Harvest is a venerable establishment and so indeed is Iruña, which has been serving solid, reasonably priced cocina española in the Square for 33 years. A boardwalk between storefronts on John F. Kennedy Street leads you away from the traffic to the secluded patio of number 56. Seven tables under a bright yellow awning survey a small green lawn, bushes, and a somewhat cubist metal sculpture of a linear gentleman who may be waiting for a table. What towers over you beyond the awning are a few trees and an expanse of sky, not tall modern buildings. The weathered brick walls of Kirkland House, the Malkin Athletic Center, and University Lutheran Church are visible in the distance, but the closest structures are small, wooden, serene of hue, and surrounded by green. Even on a warm day, it's worth trying the creamy but assertive garlic soup (cup, $1.50; bowl, $2; with one egg in casserole, $2.50; with two eggs, $2.75). The gazpacho ($1.75 or $2.50) is a chilled, very fresh-tasting, frothy (puréed rather than chunky) version with a spicy kick. The "tortillas" are egg-based--omelets--not things of flour. Fluffy, they contain an elegant sufficiency of the chosen filling--ham, linguica, shrimp, asparagus, mushrooms, and so forth. They are served with a salad and bread--plenty to eat--and will set you back $3.25 to $5. The Basque tortillas, bland but very good, come in a casserole filled with bubbling white sauce. On a hot day, you might want to eat in the dim indoors of Iruña and have a cool dessert, a slippery flan ($2.25) or rich chocolate pudding ($2.50).

With a long red awning out front and four red tables on the sidewalk below, Cremaldi's projects an earthy Mediterranean feeling. It's half Italian gourmet delicatessen, half Old-World café. The menu features soups, salads, and sandwiches for lunch. Try a fabulous sandwich of grilled tomatoes and onions with chèvre and arugula on foccacia so fresh it fairly sings ($5.75). The location at 31 Putnam Avenue is quiet by Harvard Square standards, yet it's not scenic--think of one of Paris's outer arrondissements.

For a spot of peasant chic, take yourself to Mr. Bartley's Burger & Salad Cottage, at 1246 Massachusetts Avenue, across from Lamont Library.
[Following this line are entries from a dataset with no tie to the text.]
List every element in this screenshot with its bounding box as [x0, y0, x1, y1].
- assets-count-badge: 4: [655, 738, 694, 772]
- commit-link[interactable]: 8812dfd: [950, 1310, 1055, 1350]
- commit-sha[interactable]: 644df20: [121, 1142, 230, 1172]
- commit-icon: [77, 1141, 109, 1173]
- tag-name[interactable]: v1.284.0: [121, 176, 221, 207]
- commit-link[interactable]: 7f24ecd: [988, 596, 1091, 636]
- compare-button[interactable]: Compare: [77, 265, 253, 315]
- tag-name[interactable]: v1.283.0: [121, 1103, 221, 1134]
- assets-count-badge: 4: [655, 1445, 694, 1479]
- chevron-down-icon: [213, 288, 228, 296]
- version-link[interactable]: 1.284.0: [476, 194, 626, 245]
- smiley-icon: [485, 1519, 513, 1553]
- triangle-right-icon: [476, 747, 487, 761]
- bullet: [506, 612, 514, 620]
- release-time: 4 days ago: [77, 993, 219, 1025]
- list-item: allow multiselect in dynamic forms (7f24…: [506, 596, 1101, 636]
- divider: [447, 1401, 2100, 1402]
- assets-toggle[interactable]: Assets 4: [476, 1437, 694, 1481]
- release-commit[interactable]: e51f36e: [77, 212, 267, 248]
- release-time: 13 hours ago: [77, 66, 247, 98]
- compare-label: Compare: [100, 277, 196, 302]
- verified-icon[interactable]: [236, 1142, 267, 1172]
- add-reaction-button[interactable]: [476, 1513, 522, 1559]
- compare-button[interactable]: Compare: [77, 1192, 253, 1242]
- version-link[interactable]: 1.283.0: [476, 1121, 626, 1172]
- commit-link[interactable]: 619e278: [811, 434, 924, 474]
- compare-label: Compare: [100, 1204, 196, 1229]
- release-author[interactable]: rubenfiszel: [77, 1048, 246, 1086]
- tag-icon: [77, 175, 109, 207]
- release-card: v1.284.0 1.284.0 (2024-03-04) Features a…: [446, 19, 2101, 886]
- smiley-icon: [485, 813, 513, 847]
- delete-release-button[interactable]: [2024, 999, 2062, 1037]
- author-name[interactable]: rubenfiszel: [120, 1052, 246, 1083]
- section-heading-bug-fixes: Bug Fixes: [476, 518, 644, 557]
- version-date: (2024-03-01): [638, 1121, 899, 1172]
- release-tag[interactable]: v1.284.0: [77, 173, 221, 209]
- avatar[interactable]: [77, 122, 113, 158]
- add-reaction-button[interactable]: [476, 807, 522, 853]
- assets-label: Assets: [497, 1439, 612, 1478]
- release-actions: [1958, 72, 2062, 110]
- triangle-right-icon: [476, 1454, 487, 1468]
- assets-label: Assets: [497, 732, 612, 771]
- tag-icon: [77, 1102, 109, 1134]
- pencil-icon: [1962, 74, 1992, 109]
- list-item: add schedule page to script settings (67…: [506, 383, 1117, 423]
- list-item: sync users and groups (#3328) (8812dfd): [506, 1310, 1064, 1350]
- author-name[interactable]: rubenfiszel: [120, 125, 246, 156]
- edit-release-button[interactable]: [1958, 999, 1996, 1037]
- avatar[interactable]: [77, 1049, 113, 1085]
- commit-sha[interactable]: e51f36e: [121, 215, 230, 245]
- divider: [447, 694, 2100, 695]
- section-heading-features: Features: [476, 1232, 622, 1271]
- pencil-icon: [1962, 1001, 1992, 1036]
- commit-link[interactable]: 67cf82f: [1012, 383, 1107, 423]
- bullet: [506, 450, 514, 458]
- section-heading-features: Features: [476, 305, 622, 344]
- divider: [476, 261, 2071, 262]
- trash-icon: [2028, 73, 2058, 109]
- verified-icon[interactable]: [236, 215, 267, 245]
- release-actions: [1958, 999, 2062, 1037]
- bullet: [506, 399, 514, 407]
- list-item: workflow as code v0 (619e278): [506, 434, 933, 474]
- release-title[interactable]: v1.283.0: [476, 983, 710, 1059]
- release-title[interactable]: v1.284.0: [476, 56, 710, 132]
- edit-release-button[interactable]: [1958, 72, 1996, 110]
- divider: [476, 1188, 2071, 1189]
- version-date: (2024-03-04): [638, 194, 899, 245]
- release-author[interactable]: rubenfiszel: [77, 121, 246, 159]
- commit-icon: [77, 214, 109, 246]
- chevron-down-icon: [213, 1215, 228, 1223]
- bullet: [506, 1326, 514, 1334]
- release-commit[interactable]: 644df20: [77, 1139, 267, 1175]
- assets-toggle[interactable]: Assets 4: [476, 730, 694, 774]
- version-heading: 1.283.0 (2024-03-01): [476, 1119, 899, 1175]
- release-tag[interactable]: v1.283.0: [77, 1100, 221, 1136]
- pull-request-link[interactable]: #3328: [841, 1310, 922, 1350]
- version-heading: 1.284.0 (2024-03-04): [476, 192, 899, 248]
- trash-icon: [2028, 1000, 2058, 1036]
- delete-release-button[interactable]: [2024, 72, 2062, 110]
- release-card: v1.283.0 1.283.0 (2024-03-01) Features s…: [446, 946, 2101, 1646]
Here, at a tiny table, you share with citizens on the move the sidewalk and vehicular exhaust fumes. Just as you stabilize your burger and get your mouth around the thing, a guilt-inspiring jogger will breeze by in spandex and a T-shirt that reads "Attitude" on the back. Bartley's no longer lays out artificial grass underneath its outdoor tables, we are obliged to report. Most iterations of burger on offer, and they are numerous, are named for famous politicos or entertainment icons. If you choose the Elvis-- (mushrooms, onions, cheddar cheese, and bacon; $6.75), its juices glistening and burbling, structurally perhaps unsound, but of outstanding taste and texture--you may, at the end of your meal, announce that "Elvis has left the table."

The scenery near Bartley's has recently been richly transformed into a semblance of forest and garden with the construction of a pocket park in front of the Inn at Harvard, nicely finishing off this end of the prospect from Harvard Square proper. Quincy Square, so called, is newly planted and not yet graffitized. Lunch-goers with an aversion to being waited on are pleased that the park offers benches for brown-baggers.